5 They're amenable to discipline. However, being positive alone won't do it. To really sink in, political messages require repetition. Sometimes this is called "the yak rule": as an activist, if you've heard a line so many times that you're ready to yak, it's just starting to sink in.) While a lot of progressives think we're too wild and wooly ever to give in to any kind of message discipline, this isn't true: we agree on a great many things even if we disagree about the basic order we should do them in. And, we just haven't figured out how to clearly express the things we agree on. Principles can serve that role.
6 They're memorizable. One of the keys to message discipline over time is having things trimmed down to the point you can memorize them. The Magical Number Seven, Plus or Minus Two: Some Limits on Our Capacity for Processing Information from 1956 is a class study of this. So try to keep the number of principles you come up with for a given topic to between five and nine.
7 They're usable in discussions. Because they're memorizeable (as long as you remember the 7 +/- 2 rule!), they're useful in discussions. It doesn't matter what level the discussion is happening at: they're just as useful in a persuasion phone bank as they are for a presidential candidate giving a speech to a huge rally.
8 They connect to history. Principles connect both to progressive history and are a response in the great dialectic to the conservative principles put forth by Russel Kirk and a great number of other terrific conservative communicators. Look at the principles of solidarity and interdependence, for example. They run through the labor, social justice, environmental and peach movements and all three major religions. These are big, important, world-defining ideas, and that is the place progressives want to be speaking from.
9 They're open ended, not laundry lists. A key to transformation is to talk about open-ended goals rather than checking off laundry list items. Progressives are for expanding substantial freedom, so when this comes to an individual issue, we should frame our arguments so that they reflect the broader context even if they're not explicit. We're not just in favor of gay marriage or women's rights, we're in favor of an end to domination generally.
Also, one principle does not an argument make. "Health care is a right" is only a starting point. But people are concerned about socialized medicine and/or losing their current level of care, so a second principle could be "start with what's working in the current system - great doctors - and don't touch it." This would put the focus where it needs to be, on the insurance companies.

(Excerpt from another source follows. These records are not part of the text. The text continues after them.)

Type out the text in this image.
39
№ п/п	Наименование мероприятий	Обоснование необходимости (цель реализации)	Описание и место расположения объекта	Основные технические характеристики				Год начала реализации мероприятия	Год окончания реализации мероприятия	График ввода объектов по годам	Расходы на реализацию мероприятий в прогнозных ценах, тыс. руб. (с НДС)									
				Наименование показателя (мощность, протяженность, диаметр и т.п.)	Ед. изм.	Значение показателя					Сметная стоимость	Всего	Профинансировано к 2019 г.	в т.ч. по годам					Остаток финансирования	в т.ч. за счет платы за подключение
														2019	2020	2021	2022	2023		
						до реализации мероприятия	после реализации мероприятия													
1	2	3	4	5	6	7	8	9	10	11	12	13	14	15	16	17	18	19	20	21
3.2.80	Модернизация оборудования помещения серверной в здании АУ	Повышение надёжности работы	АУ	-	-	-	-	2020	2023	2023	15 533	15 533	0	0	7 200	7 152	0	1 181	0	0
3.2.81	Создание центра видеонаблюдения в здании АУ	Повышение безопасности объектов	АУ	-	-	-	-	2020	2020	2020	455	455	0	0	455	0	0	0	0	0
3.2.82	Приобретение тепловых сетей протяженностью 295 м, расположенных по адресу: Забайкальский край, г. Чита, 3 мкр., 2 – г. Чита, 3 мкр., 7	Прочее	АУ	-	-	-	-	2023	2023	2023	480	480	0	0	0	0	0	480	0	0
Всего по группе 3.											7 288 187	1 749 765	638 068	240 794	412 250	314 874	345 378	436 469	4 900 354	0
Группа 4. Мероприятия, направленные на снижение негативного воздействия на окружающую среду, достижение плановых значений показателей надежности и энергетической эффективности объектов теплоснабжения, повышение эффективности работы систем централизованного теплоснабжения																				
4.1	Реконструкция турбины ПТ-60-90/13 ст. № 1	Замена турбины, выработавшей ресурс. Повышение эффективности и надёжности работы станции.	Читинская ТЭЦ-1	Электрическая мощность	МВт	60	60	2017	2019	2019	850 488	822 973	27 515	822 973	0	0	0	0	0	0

10 They're appropriate to this political moment. Progressive candidates have used principles based arguments before. Some have won and some of have lost. But this is a different moment: conservativism is crumbling and the country is suffering because of it. And, now we have the benefit of progressive infrastructure (places like the Drum Major Institute, for one example) serving as an ongoing force for these ideas over time. To move our agenda we need an inside/outside strategy: elected representatives on the outside with outside groups making the case for their agenda and providing cover when necessary.
They're not a silver bullet. This is a challenging moment, with progressives coming together on numerous issues but lacking a single definitional issue such as calling for the end of South African apartheid in the 1980s. But taking a principles based approach could help unite the coalition as it comes together to move all that needs to be moved to get the country out of the conservative rut we've been in since the 1980s.